Elle m'entraîne plus loin dans le couloir pour s'écarter des oreilles indiscrètes.

— Tu dois faire attention à ce que tu racontes en public... Oz et moi sommes les seuls à comprendre tes capacités. N'importe qui d'autre interprèterait tes visions comme de la préméditation.

Je la regarde perplexe.

— Tu ne dois plus dire un mot sur ta connaissance de la mort de Papa...

Au mot « Papa », ses yeux se gorgent d'eau. Elle retient son souffle avant de poursuivre :

— ... sans quoi toi et moi serions suspectées de meurtre.

Je secoue la tête.

— Loïs, c'est absurde, tout le monde sait que tu aimais ton père.

— Mon père était à la tête d'un empire financier dont je suis l'unique héritière. Tout le monde savait qu'il était dur avec mon petit copain. De ton côté, il t'a expropriée...

J'ouvre la bouche, mais ne sais que répondre, je n'avais pas vu les choses sous cet angle.

— Nous avons toutes les deux un sérieux mobile et le docteur a flairé quelque chose de louche.

— Mais enfin, c'est n'importe quoi...

Je me mords les lèvres. Quelle idiote ! Je suis censée la soutenir et au lieu de cela, je multiplie les boulettes. La porte s'ouvre. Le médecin quitte la chambre. Son regard inquisiteur se pose sur nous alors qu'il marche dans notre direction.

— J'ai laissé les documents sur le bureau. Je vais rentrer et prendre contact avec les pompes funèbres pour l'autopsie. J'aimerais rester personnellement informé des résultats, si vous êtes d'accord.

Loïs répond avec assurance.

— Bien sûr docteur. J'ai dû sortir de la pièce, la douleur était trop forte ; d'ailleurs si vous n'avez plus besoin de moi, je vais me retirer dans mes appartements.
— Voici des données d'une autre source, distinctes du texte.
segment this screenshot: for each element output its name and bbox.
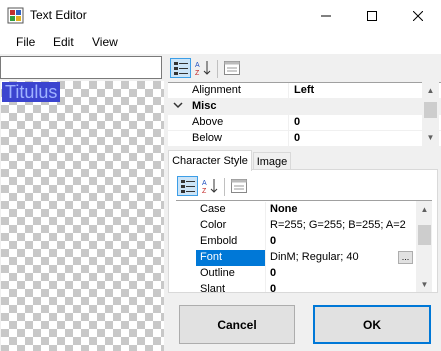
scroll-down-icon[interactable]: ▼ xyxy=(416,276,432,292)
splitter[interactable] xyxy=(164,56,167,351)
menu-edit[interactable]: Edit xyxy=(53,35,74,49)
close-button[interactable] xyxy=(395,0,441,31)
text-input[interactable] xyxy=(0,56,162,79)
window-title: Text Editor xyxy=(30,8,87,22)
prop-row-embold[interactable]: Embold 0 xyxy=(176,234,416,250)
preview-text: Titulus xyxy=(2,82,61,102)
property-pages-icon xyxy=(223,61,240,75)
ellipsis-button[interactable]: ... xyxy=(398,251,413,264)
prop-value[interactable]: 0 xyxy=(270,283,276,292)
categorized-icon xyxy=(180,180,195,193)
menu-file[interactable]: File xyxy=(16,35,35,49)
property-grid-top: Alignment Left Misc Above 0 Below 0 xyxy=(168,82,441,146)
scroll-thumb[interactable] xyxy=(424,102,437,118)
scroll-up-icon[interactable]: ▲ xyxy=(422,82,439,99)
prop-value[interactable]: Left xyxy=(294,84,314,96)
property-pages-button[interactable] xyxy=(221,58,242,78)
prop-row-color[interactable]: Color R=255; G=255; B=255; A=2 xyxy=(176,218,416,234)
property-pages-icon xyxy=(230,179,247,193)
prop-row-font[interactable]: Font DinM; Regular; 40 ... xyxy=(176,250,416,266)
minimize-button[interactable] xyxy=(303,0,349,31)
svg-text:A: A xyxy=(195,62,200,69)
prop-row-above[interactable]: Above 0 xyxy=(168,115,441,131)
cancel-button[interactable]: Cancel xyxy=(179,305,295,344)
prop-name: Embold xyxy=(200,235,238,247)
category-misc[interactable]: Misc xyxy=(168,99,441,115)
svg-text:Z: Z xyxy=(195,70,200,76)
grid2-scrollbar[interactable]: ▲ ▼ xyxy=(416,201,432,292)
font-value-editor[interactable]: DinM; Regular; 40 xyxy=(270,251,359,263)
app-icon xyxy=(7,7,24,24)
maximize-icon xyxy=(367,10,377,21)
prop-value[interactable]: 0 xyxy=(294,132,300,144)
property-pages-button-2[interactable] xyxy=(228,176,249,196)
category-label: Misc xyxy=(192,100,217,112)
prop-name: Below xyxy=(192,132,222,144)
svg-text:A: A xyxy=(202,180,207,187)
maximize-button[interactable] xyxy=(349,0,395,31)
toolbar-separator xyxy=(224,178,225,196)
prop-name: Font xyxy=(200,251,223,263)
categorized-button-2[interactable] xyxy=(177,176,198,196)
prop-name: Above xyxy=(192,116,224,128)
sort-alpha-button[interactable]: AZ xyxy=(192,58,213,78)
scroll-thumb[interactable] xyxy=(418,225,431,245)
close-icon xyxy=(413,10,423,21)
sort-alpha-icon: AZ xyxy=(202,179,217,194)
chevron-down-icon[interactable] xyxy=(173,100,183,113)
prop-name: Case xyxy=(200,203,226,215)
prop-name: Slant xyxy=(200,283,226,292)
prop-value[interactable]: None xyxy=(270,203,298,215)
scroll-down-icon[interactable]: ▼ xyxy=(422,129,439,146)
sort-alpha-icon: AZ xyxy=(195,61,210,76)
toolbar-separator xyxy=(217,60,218,78)
prop-value[interactable]: 0 xyxy=(270,267,276,279)
prop-row-slant[interactable]: Slant 0 xyxy=(176,282,416,292)
prop-name: Color xyxy=(200,219,227,231)
tab-image[interactable]: Image xyxy=(253,152,291,170)
prop-row-outline[interactable]: Outline 0 xyxy=(176,266,416,282)
prop-value[interactable]: 0 xyxy=(294,116,300,128)
menu-view[interactable]: View xyxy=(92,35,118,49)
grid1-scrollbar[interactable]: ▲ ▼ xyxy=(422,82,439,146)
categorized-icon xyxy=(173,62,188,75)
prop-name: Outline xyxy=(200,267,235,279)
tab-character-style[interactable]: Character Style xyxy=(168,150,252,171)
prop-row-below[interactable]: Below 0 xyxy=(168,131,441,146)
categorized-button[interactable] xyxy=(170,58,191,78)
prop-name: Alignment xyxy=(192,84,241,96)
minimize-icon xyxy=(321,15,331,16)
property-grid-character: Case None Color R=255; G=255; B=255; A=2… xyxy=(176,200,432,292)
ok-button[interactable]: OK xyxy=(313,305,431,344)
svg-text:Z: Z xyxy=(202,188,207,194)
sort-alpha-button-2[interactable]: AZ xyxy=(199,176,220,196)
prop-value[interactable]: R=255; G=255; B=255; A=2 xyxy=(270,219,406,231)
prop-row-case[interactable]: Case None xyxy=(176,202,416,218)
scroll-up-icon[interactable]: ▲ xyxy=(416,201,432,218)
prop-row-alignment[interactable]: Alignment Left xyxy=(168,83,441,99)
preview-canvas xyxy=(1,81,164,351)
prop-value[interactable]: 0 xyxy=(270,235,276,247)
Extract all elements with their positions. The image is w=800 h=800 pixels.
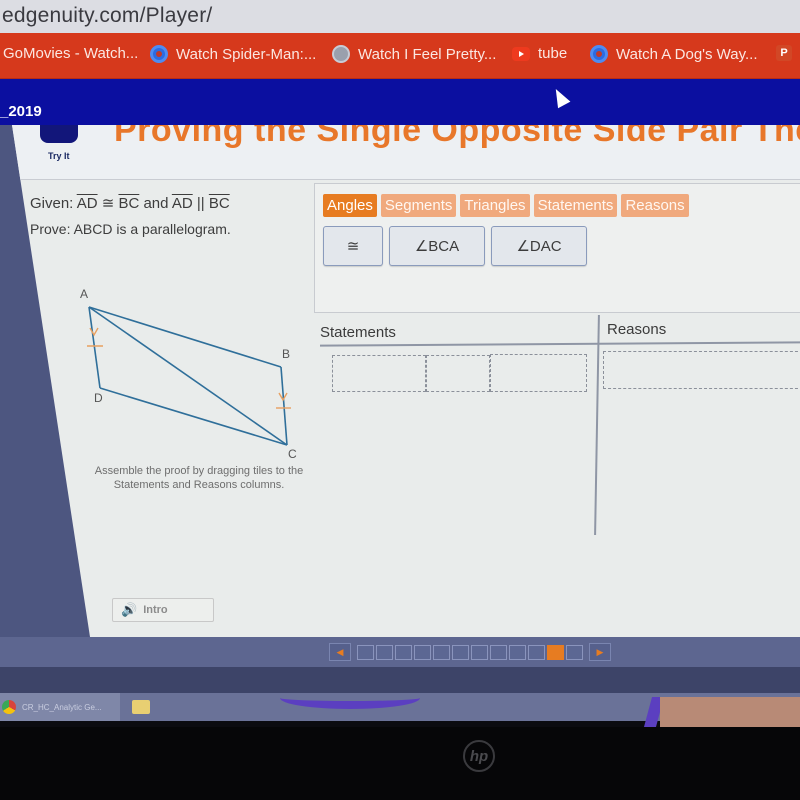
tile-angle-bca[interactable]: ∠BCA <box>389 226 485 266</box>
bookmark-label: GoMovies - Watch... <box>3 45 139 62</box>
parallel-symbol: || <box>192 195 209 212</box>
segment-bc: BC <box>118 195 140 212</box>
and-text: and <box>139 195 172 212</box>
side-da <box>88 306 101 389</box>
page-dot-11-current[interactable] <box>547 644 564 660</box>
vertex-a: A <box>80 287 88 301</box>
page-dot-10[interactable] <box>528 644 545 660</box>
tab-statements[interactable]: Statements <box>533 194 618 217</box>
try-it-tab[interactable] <box>40 125 78 143</box>
tile-angle-dac[interactable]: ∠DAC <box>491 226 587 266</box>
given-statement: Given: AD ≅ BC and AD || BC <box>30 194 230 212</box>
statement-drop-slot-1[interactable] <box>332 355 426 392</box>
file-explorer-icon[interactable] <box>132 700 150 714</box>
tile-list: ≅ ∠BCA ∠DAC <box>323 226 587 266</box>
lesson-player: Proving the Single Opposite Side Pair Th… <box>12 125 800 637</box>
page-dot-2[interactable] <box>376 644 393 660</box>
next-page-button[interactable]: ▶ <box>589 643 611 661</box>
intro-label: Intro <box>143 604 168 616</box>
course-header: _2019 <box>0 79 800 125</box>
header-divider <box>319 341 800 347</box>
laptop-bezel <box>0 727 800 800</box>
tab-angles[interactable]: Angles <box>323 194 377 217</box>
address-bar[interactable]: edgenuity.com/Player/ <box>0 0 800 34</box>
statements-header: Statements <box>320 324 396 341</box>
bookmark-spiderman[interactable]: Watch Spider-Man:... <box>150 45 316 63</box>
reason-drop-slot-1[interactable] <box>603 351 800 389</box>
try-it-label: Try It <box>48 151 70 161</box>
wallpaper-squiggle <box>280 687 420 709</box>
page-dot-8[interactable] <box>490 644 507 660</box>
page-dot-5[interactable] <box>433 644 450 660</box>
parallel-arrow-ad <box>89 327 99 337</box>
page-dot-7[interactable] <box>471 644 488 660</box>
parallelogram-diagram: A B C D <box>80 287 297 460</box>
instructions-text: Assemble the proof by dragging tiles to … <box>94 465 304 491</box>
vertex-c: C <box>288 447 297 460</box>
segment-bc: BC <box>208 195 230 212</box>
prev-page-button[interactable]: ◀ <box>329 643 351 661</box>
vertex-d: D <box>94 391 103 405</box>
congruent-symbol: ≅ <box>97 195 119 212</box>
youtube-icon <box>512 46 530 61</box>
wallpaper-block <box>660 697 800 727</box>
pager: ◀ ▶ <box>325 643 615 661</box>
bookmark-youtube[interactable]: tube <box>512 45 567 62</box>
quadrilateral <box>88 306 288 446</box>
globe-icon <box>332 45 350 63</box>
diagonal-ac <box>88 306 288 446</box>
tile-palette: Angles Segments Triangles Statements Rea… <box>314 183 800 313</box>
segment-ad: AD <box>76 195 98 212</box>
statement-drop-slot-2[interactable] <box>426 355 490 392</box>
tab-triangles[interactable]: Triangles <box>460 194 530 217</box>
bookmark-label: Watch I Feel Pretty... <box>358 45 497 63</box>
page-dot-9[interactable] <box>509 644 526 660</box>
bookmark-label: Watch A Dog's Way... <box>616 45 758 63</box>
bookmark-label: Watch Spider-Man:... <box>176 45 317 63</box>
prove-statement: Prove: ABCD is a parallelogram. <box>30 221 231 237</box>
vertex-b: B <box>282 347 290 361</box>
tab-reasons[interactable]: Reasons <box>621 194 689 217</box>
page-dot-3[interactable] <box>395 644 412 660</box>
chrome-icon <box>2 700 16 714</box>
bookmarks-bar: GoMovies - Watch... Watch Spider-Man:...… <box>0 33 800 79</box>
page-dot-4[interactable] <box>414 644 431 660</box>
side-bc <box>280 366 288 446</box>
course-name: _2019 <box>0 103 42 120</box>
tab-segments[interactable]: Segments <box>380 194 457 217</box>
url-text[interactable]: edgenuity.com/Player/ <box>2 4 212 28</box>
speaker-icon: 🔊 <box>121 602 138 617</box>
congruence-marks <box>87 327 291 409</box>
blue-circle-icon <box>150 45 168 63</box>
bookmark-i-feel-pretty[interactable]: Watch I Feel Pretty... <box>332 45 496 63</box>
hp-logo: hp <box>463 740 495 772</box>
given-prefix: Given: <box>30 195 77 212</box>
page-dot-6[interactable] <box>452 644 469 660</box>
statement-drop-slot-3[interactable] <box>490 354 587 392</box>
blue-circle-icon <box>590 45 608 63</box>
powerpoint-icon: P <box>776 45 792 61</box>
title-strip: Proving the Single Opposite Side Pair Th… <box>12 125 800 180</box>
side-cd <box>99 387 288 446</box>
segment-ad: AD <box>171 195 193 212</box>
palette-tabs: Angles Segments Triangles Statements Rea… <box>323 194 689 217</box>
tile-congruent[interactable]: ≅ <box>323 226 383 266</box>
reasons-header: Reasons <box>607 321 667 338</box>
bookmark-powerpoint[interactable]: P <box>776 45 792 61</box>
taskbar-item-label: CR_HC_Analytic Ge... <box>22 702 102 712</box>
taskbar-chrome-item[interactable]: CR_HC_Analytic Ge... <box>0 693 120 721</box>
page-dot-1[interactable] <box>357 644 374 660</box>
bookmark-gomovies[interactable]: GoMovies - Watch... <box>3 45 138 62</box>
intro-audio-button[interactable]: 🔊 Intro <box>112 598 214 622</box>
bookmark-dogs-way[interactable]: Watch A Dog's Way... <box>590 45 758 63</box>
page-dot-12[interactable] <box>566 644 583 660</box>
column-divider <box>594 314 600 536</box>
side-ab <box>88 306 282 368</box>
bookmark-label: tube <box>538 45 568 62</box>
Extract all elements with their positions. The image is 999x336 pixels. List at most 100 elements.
Le praticien plonge vers sa large mallette et en ressort une feuille et un stylo.

— Juste une signature pour l'autopsie.

Loïs paraphe en un tour de main, et salue le docteur qui nous quitte d'un pas décidé. Loïs se met à son tour en marche et m'entraîne dans son sillage. Nous arrivons à hauteur de sa chambre. La porte se referme et son visage devient dur comme de l'acier. Ses yeux rétrécissent et leur couleur océane prend la teinte de l'orage.

— Que sais-tu Syd ?

— Comment ?

— Sur la mort de Papa, tu as dit savoir quelque chose !

Les images du cauchemar me reviennent en flashs. Dans mon esprit, le visage du « SS » s'illumine en gros plan.

— Je sais qui l'a tué et je pense que ton Papa n'était pas la seule victime de la nuit.

Je lui raconte en quelques mots mon cauchemar. D'un sang-froid incroyable, Loïs se dirige vers son bureau, ressort le carnet bleu où sont consignés mes rêves précédents. Elle l'annote autant qu'elle le peut avec mes nouvelles explications. L'essentiel de mon récit compilé, elle relève des yeux alarmés vers moi.

— Une victime de plus ? Le garde ?

J'acquiesce gravement.

— Si je ne me trompe pas, c'est celui qui nous a accueillis, John et moi, le premier jour.

Loïs s'écarte, se dirige vers la fenêtre. Elle plonge son regard sur la cour intérieure comme si elle tentait d'y visualiser la scène. Une ombre passe d'un pas vif en direction d'un véhicule. Elle suit des yeux le médecin. Au moment de grimper dans sa voiture, il se retourne et adresse à Loïs un regard clair, limpide, de ceux qui vous disent : Je ne lâcherai pas l'affaire. Mon amie se tient droite et le dévisage. D'une main assurée, elle saisit son smartphone et compose un numéro. Les bribes de conversation m'indiquent qu'elle est en contact avec la directrice des ressources humaines de la compagnie minière. Lorsqu'elle raccroche, un rictus de haine défigure son profil. Toujours orientée vers la fenêtre, elle me dit d'une voix cassante :

— Il y a bien eu un décès inexpliqué, une crise cardiaque ou une rupture d'anévrisme chez un de nos employés, un homme dans la fleur de l'âge, sportif et père de trois enfants.

Elle se retourne et avance vers moi comme si j'étais la cause de tous ses maux. Ses mains foncent en direction de mes épaules qu'elles empoignent.

— Débrouille-toi comme tu veux, mais retrouve-moi ce salopard.